In the new Global Initiative for Chronic Obstructive Lung Disease (GOLD) guidelines, the patients’ symptoms can be assessed by either the modified Medical Research Council (mMRC) dyspnea score or the chronic obstructive pulmonary disease (COPD) assessment test (CAT) score.¹ MRC was developed to help physicians establish clinical grades of breathlessness for their patients with emphysema.^2,3 A modified version of this scale is used today and is based on five stages of breathlessness due to exertion.^3,4 mMRC was well correlated with dyspnea index and lung function.⁴ The CAT is an eight-item unidimensional measure of health status impairment in COPD.^5,6 It was well correlated with St George’s Respiratory Questionnaire for COPD patients (SGRQ-C)⁵ and provided a surprising insight into the severity of the effects of COPD.⁷ CAT score was developed to be applicable worldwide and validated translations are available in a wide range of languages.⁶

According to the GOLD guidelines, an mMRC score of ≥2 or a CAT score of ≥10 are considered to represent patients with more symptoms.¹ However, the composition of the mMRC and CAT scoring systems is different. The mMRC involves a simple question regarding the patient’s degree of dyspnea. The CAT involves eight questions regarding not only dyspnea but also other components of quality of life (cough, phlegm, chest tightness, breathlessness, activity, confidence, sleep, and energy).⁵ Because of this difference, a discrepancy between the mMRC and CAT scores in the same patients with COPD is expected.

Discrepancy between the mMRC and CAT score is well described in previous studies. Kim et al⁸ showed that classification of COPD by the mMRC or CAT score was not identical. Rieger-Reyes et al⁹ showed more than 25% of patients were reclassified into different categories by these two scores. Moreover, Jones et al³ described that cutoff points of an mMRC score of 1 and a CAT score of 10 were approximately equivalent. However, there are still some questions that remain unanswered. First, what is an ideal cutoff point of CAT which is equivalent to an mMRC score of 1 or 2 (calculated by statistical method)? Second, what will be the distribution of patients according to the new cutoff point of CAT equivalent to an mMRC score of 1 or 2? Third, how will the discrepancy be changed according to four different cutoff points?

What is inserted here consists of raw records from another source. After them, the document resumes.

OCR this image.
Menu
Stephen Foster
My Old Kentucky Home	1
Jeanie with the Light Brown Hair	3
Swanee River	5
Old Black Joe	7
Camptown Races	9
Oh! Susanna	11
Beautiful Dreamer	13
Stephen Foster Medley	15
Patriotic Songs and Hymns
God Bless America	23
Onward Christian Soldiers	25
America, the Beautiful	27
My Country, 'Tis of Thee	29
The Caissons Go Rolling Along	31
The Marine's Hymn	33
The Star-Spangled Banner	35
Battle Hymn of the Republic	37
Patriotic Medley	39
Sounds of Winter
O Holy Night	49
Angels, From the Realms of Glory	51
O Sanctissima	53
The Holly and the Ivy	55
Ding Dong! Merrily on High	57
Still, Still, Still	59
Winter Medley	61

To answer these questions, we aimed to examine the discrepancy between the mMRC and CAT scores in patients with COPD. We also aimed to identify the ideal CAT score that exhibits minimal discrepancy with the mMRC score. Finally, we compared the extent of agreement between the mMRC and the CAT scores in different settings.

Methods

This study analyzed data obtained from the Korean COPD Subgroup Study cohort (KOCOSS).¹⁰ Briefly, this cohort was initiated in April 2012 and is currently ongoing. On May 15, 2015, approximately 1,148 patients were enrolled from 46 university-affiliated hospitals from Republic of Korea. Each of the participating hospitals had a bed capacity of 345–2,806 beds. The number of patients enrolled per hospital was 24.9±3.2 (mean ± standard error of the mean [SEM]). In the present study, we analyzed 790 patients with COPD who were enrolled until July 31, 2014. The enrollment criteria for this cohort were an age of ≥40 years and a post-bronchodilator forced expiratory volume in 1 second (FEV₁)/forced vital capacity (FVC) of <0.7. Parameters collected at the time of enrollment included age, sex, smoking history, pulmonary function test results, CAT score, mMRC score, SGRQ-C score, previous history of exacerbation, frequency of emergency room (ER) visits, admission into ICU, duration since COPD diagnosis, duration of COPD treatment, presence of chronic bronchitis symptoms, education, comorbidities (myocardial infarction, congestive heart failure, peripheral vascular disease, diabetes, high blood pressure, osteoporosis, gastroesophageal reflux disease, hyperlipidemia, thyroid disease, and inflammatory bowel disease), previous history of diseases (bronchiectasis, chronic bronchitis, emphysema, COPD, tuberculosis, measles, pertussis, pneumonia, asthma, allergic rhinitis, atopic dermatitis, and drug allergy), area of living, biomass fuel exposure, occupational history, present medication for COPD, weight, height, and results of tests (6 minutes walking distance, chest X-ray, electrocardiography, computed tomography scan, and laboratory test).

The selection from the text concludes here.